# Machine Learning Pipeline

** WORK IN PROGRESS ** This guide isn't complete but the code examples may be useful as is.

This guide assumes you are familiar with all the content in the [Introductory Guide](intro-guide.ipynb).

A typical machine learning pipeline consists of loading data, extracting features, training models and storing the models for later use in a production system or further analysis. In some cases the feature extraction process is quick and the features are transitory without any need of saving them independetly of the finished trained model. Other times the features are a representation of the data that you wish to reuse in different settings, e.g. in a dashboard explaining predictions, ad-hoc analysis, further model development. 

In the end a good deal of plumbing is required to wire up an app/service with the latest models and features in such a way that API calls can be traced back to the originating model, features, and even data sources. `provenance` abstracts much of this plumbing so you can focus on writing parsimonious pythonic pipelines&trade; with plain old functions.

In [1]:
%load_ext yamlmagic

In [13]:
%%yaml basic_config
blobstores:
    disk:
        type: disk
        cachedir: /tmp/ml-artifacts
        read: True
        write: True
        delete: True
artifact_repos:
    local:
        type: postgres
        db: postgresql://localhost/provenance-ml-guide
        store: 'disk'
        read: True
        write: True
        delete: True
        # this option will create the database if it doesn't exist
        create_db: True
default_repo: local

<IPython.core.display.Javascript object>

In [14]:
import provenance as p


p.load_config(basic_config)

INFO  [alembic.runtime.migration] Context impl PostgresqlImpl.
INFO  [alembic.runtime.migration] Will assume transactional DDL.
INFO  [alembic.runtime.migration] Running stamp_revision  -> e0317ab07ba4


<provenance.repos.Config at 0x1141279b0>

In [15]:
import numpy as np
import pandas as pd
import time
from sklearn.utils import check_random_state
import toolz as t

In [16]:

@p.provenance()
def load_data(query):
    # fetch something from the DB in real life...
    random_state = check_random_state(abs(hash(query)) // (10**10))
    return random_state.uniform(0, 10, 10)


@p.provenance()
def extract_features_a(data, hyperparam_a=5):
    time.sleep(2)
    rs = check_random_state(hyperparam_a)
    return data[0:5] + 1 + rs.rand(5)


@p.provenance()
def extract_features_b(data, hyperparam_x=10):
    time.sleep(2)
    rs = check_random_state(hyperparam_x)
    return data[5:] + 1 + rs.rand(5)


@p.provenance()
def build_model(features_a, features_b, num_trees=100):
    return {'whatever': 'special model with {} trees'.format(num_trees)}


@p.provenance()
def evaluate(model, data):
    return {'some_metric': 0.5, 'another_metric': 0.4}



def pipeline(train_query='some query', valid_query="another query", hyperparam_a=5, hyperparam_x=10):
    data = load_data("some query")
    features_a = extract_features_a(data, hyperparam_a)
    features_b = extract_features_b(data, hyperparam_x)
    model = build_model(data, features_a, features_b)

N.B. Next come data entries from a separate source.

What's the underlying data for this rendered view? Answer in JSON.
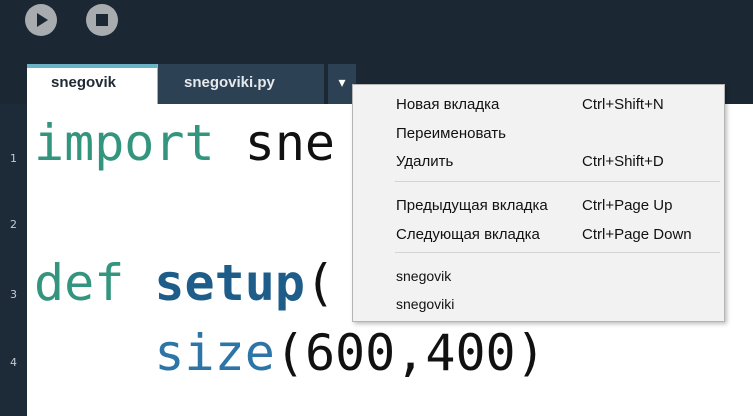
{
  "toolbar": {
    "run_icon": "play-icon",
    "stop_icon": "stop-icon"
  },
  "tabs": [
    {
      "label": "snegovik",
      "active": true
    },
    {
      "label": "snegoviki.py",
      "active": false
    }
  ],
  "tab_menu_arrow": "▾",
  "line_numbers": [
    "1",
    "2",
    "3",
    "4"
  ],
  "code": {
    "line1": {
      "keyword": "import",
      "rest": " sne"
    },
    "line3": {
      "keyword": "def",
      "space": " ",
      "name": "setup",
      "paren": "("
    },
    "line4": {
      "indent": "    ",
      "builtin": "size",
      "args": "(600,400)"
    }
  },
  "context_menu": {
    "items": [
      {
        "label": "Новая вкладка",
        "shortcut": "Ctrl+Shift+N"
      },
      {
        "label": "Переименовать",
        "shortcut": ""
      },
      {
        "label": "Удалить",
        "shortcut": "Ctrl+Shift+D"
      },
      {
        "label": "Предыдущая вкладка",
        "shortcut": "Ctrl+Page Up"
      },
      {
        "label": "Следующая вкладка",
        "shortcut": "Ctrl+Page Down"
      }
    ],
    "tab_list": [
      "snegovik",
      "snegoviki"
    ]
  },
  "colors": {
    "background": "#1c2733",
    "active_tab_accent": "#6ab2c5",
    "tab_divider": "#e3a63a",
    "keyword": "#34957f",
    "function_name": "#1e5d8a"
  }
}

    validation_data = load_data("another query")
    evaluation = evaluate(model, validation_data)

    return {'features_a': features_a, 'features_b': features_b,
            'model': model, 'evaluation': evaluation}

@p.provenance()
def make_decision(model, request):
    # make some sort of prediction, classification, with the model
    # to help make a 'decision' and return it as the result
    return {'prediction': 0.5, 'model': model.artifact.id}

**TODO** explain everything.. including the concept of artifact sets and how they simpify the building and deploymenet of models

In [17]:
def run_production_pipeline():
    with p.capture_set('production'):
        return pipeline()

In [18]:
res = run_production_pipeline()

In [19]:
res = p.get_set_by_name('production')

In [20]:
res

ArtifactSet(id='50e1bcafc5713c94451422bf7612b2f6a14207fd', artifact_ids=frozenset({'e4350270457a9cf6d7f4f644e4e73a9b9ed602e8', 'd3c930d243d6ec4d7be481ddd1f4c3e9277d5f09', 'a647c6d0a30b704beae12005d026d748ec52bce4', '7099ea498cc7e3e3ea2acb1fea4bbe6a6510b7c4', '96c47ddbeff008e2b3a27913611c9648c3e74aa2', 'c67310b3e50456ef54728370f2db5d08a28870d4'}), created_at=datetime.datetime(2017, 4, 30, 23, 4, 22, 352814), name='production')

In [24]:
build_artifacts = res.proxy_dict(group_artifacts_of_same_name=True)

In [25]:
build_artifacts.keys()

dict_keys(['__main__.evaluate', '__main__.extract_features_a', '__main__.extract_features_b', '__main__.build_model', '__main__.load_data'])

In [26]:
model = build_artifacts['__main__.build_model']

In [27]:
model

<provenance.ArtifactProxy(7099ea498cc7e3e3ea2acb1fea4bbe6a6510b7c4) {'whatever': 'special model with [  3.79122989   9.15575636  11.36408233   8.27737009   6.72846267] trees'} >